Permaculturing in Portugal

One family's attempts to live in a more planet-friendly way

Raised beds phase 2

Having completed the raised beds on the yurt terrace, I’ve moved on to the terrace immediately below the larger of the two buildings. This terrace faces southeast and is the other side of the barroco from the main part of the valley around which the terraces on this part of the quinta wind. While it’s separated from the yurt terrace by a linear distance of only a couple of metres, its extra height and aspect takes it out of the flow of cold air which comes down the valley with the stream. This small change in position is enough to create a 5°C or more difference in air temperature between it and the yurt terrace.

Raised beds, top terrace

As well as this, the terrace walls are part solid bedrock, making for substantial thermal mass, and the soil is comparatively shallow. Consequently this terrace warms up much faster in Spring and retains enough heat from the sun during the day to be frost free much earlier than the yurt terrace. So this is where we grow our heat and sun-loving plants like tomatoes, peppers, aubergines, chillis, asparagus, etc.

With the benefit of well aged compost cleared from the animal house above it, we grew a considerably quantity of vegetables here last year. Even some that we never planted. But as with the plantings on the yurt terraces, beds without borders led to a number of casualties and a fair bit of soil compaction from feet carrying hosepipes for daily watering. I wanted to create raised beds here too.

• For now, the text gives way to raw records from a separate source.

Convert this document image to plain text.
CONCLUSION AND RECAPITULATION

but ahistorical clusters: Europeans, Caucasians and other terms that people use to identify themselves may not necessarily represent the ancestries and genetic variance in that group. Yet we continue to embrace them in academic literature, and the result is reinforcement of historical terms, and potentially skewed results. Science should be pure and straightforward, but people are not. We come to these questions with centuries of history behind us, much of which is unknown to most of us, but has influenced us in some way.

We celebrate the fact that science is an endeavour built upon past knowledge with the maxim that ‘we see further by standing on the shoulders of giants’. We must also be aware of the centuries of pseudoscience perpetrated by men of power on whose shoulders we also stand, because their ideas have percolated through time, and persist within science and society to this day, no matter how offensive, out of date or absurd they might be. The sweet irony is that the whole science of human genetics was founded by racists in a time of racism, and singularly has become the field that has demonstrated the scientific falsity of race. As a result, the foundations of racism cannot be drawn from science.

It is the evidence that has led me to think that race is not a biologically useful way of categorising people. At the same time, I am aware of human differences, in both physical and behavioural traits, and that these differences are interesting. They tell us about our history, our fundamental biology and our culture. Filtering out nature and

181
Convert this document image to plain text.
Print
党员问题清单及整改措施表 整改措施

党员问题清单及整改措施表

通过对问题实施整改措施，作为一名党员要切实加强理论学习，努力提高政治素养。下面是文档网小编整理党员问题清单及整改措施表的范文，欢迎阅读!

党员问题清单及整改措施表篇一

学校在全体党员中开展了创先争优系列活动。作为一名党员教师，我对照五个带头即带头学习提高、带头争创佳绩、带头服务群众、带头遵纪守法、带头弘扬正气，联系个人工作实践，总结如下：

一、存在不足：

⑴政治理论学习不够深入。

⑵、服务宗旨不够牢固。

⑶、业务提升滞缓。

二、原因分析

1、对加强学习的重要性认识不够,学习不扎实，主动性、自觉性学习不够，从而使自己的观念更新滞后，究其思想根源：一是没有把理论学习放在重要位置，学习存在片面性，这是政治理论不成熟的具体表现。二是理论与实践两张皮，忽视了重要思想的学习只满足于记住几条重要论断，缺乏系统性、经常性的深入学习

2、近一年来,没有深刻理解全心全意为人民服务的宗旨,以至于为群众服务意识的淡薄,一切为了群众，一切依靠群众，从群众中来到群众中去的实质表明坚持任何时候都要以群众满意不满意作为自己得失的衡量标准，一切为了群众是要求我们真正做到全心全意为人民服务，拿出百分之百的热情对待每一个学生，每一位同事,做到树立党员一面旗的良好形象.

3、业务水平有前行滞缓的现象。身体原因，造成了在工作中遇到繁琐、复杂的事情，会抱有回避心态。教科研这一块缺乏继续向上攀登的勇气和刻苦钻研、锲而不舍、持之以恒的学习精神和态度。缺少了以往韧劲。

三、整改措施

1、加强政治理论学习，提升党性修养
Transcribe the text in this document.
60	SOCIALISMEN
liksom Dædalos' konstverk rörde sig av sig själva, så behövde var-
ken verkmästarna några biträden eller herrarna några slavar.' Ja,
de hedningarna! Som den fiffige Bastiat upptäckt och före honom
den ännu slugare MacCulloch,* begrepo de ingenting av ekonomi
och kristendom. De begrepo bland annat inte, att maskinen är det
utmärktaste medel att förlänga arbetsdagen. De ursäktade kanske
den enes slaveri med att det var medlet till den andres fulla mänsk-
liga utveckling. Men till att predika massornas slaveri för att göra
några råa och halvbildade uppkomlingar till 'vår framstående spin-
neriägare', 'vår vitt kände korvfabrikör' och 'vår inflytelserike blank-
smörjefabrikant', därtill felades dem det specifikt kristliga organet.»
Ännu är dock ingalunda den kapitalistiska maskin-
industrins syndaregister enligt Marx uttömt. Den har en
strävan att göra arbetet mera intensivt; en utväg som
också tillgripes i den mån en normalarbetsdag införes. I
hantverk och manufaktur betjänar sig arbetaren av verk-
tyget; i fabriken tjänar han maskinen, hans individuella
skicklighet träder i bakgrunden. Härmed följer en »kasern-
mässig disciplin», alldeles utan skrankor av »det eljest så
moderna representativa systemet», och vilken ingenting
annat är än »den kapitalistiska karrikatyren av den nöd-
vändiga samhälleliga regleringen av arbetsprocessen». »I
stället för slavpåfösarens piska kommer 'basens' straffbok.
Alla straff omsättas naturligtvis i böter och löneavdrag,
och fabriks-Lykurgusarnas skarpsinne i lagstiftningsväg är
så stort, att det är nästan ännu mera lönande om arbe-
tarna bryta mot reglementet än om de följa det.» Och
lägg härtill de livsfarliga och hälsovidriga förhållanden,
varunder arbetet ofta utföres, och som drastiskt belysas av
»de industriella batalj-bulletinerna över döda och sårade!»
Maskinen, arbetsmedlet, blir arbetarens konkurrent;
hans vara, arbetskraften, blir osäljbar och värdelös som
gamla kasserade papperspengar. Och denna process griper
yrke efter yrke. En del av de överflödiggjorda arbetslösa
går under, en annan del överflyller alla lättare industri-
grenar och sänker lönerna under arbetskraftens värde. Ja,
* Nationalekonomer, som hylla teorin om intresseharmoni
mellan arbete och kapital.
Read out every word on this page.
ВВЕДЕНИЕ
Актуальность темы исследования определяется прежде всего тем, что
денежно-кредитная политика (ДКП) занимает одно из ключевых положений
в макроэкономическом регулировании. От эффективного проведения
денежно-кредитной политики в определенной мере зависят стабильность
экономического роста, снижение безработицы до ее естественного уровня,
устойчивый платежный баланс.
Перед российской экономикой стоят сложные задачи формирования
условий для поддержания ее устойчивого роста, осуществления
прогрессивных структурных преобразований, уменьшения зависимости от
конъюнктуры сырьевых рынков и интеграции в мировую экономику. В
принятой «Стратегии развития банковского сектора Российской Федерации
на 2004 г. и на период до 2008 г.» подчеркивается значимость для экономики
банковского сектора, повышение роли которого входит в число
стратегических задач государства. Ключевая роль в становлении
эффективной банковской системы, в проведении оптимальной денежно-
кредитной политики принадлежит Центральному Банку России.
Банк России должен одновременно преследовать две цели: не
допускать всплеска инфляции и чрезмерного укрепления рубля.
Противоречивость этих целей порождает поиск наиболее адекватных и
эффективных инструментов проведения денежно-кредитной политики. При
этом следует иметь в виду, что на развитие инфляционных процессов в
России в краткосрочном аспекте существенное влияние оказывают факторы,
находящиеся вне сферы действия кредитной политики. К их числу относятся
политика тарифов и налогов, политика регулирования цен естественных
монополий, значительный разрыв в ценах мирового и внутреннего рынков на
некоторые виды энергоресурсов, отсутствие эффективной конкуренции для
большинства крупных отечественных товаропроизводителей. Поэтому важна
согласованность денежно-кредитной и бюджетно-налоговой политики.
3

The layout of the beds takes into account the existing plantings of fruit trees and asparagus which, none too cleverly, I planted last year without thinking about creating beds on contour. However, zig-zagging irrigation channels across the narrow terrace is equally possible and shouldn’t compromise our ability to keep the soil moist, especially with a good quantity of mulch which we didn’t have available to use last year.

Raised beds

The asparagus bed, which we’re already harvesting from, is now complete, including bamboo poles (grown on our bottom terrace) ready for tomatoes. We used the native cana (Arundo donax), also growing here, to support tomatoes last year but found that it wasn’t robust enough as a single cane support to last a full season or hold a heavy fruiting tomato plant. Since both asparagus and tomatoes are heavy feeders, I have sown this bed with a cover crop of nitrogen-fixing white clover (Trifolium repens) rather than mulch it at this point in the year. We will likely add mulch later on when the weather becomes much drier and hotter.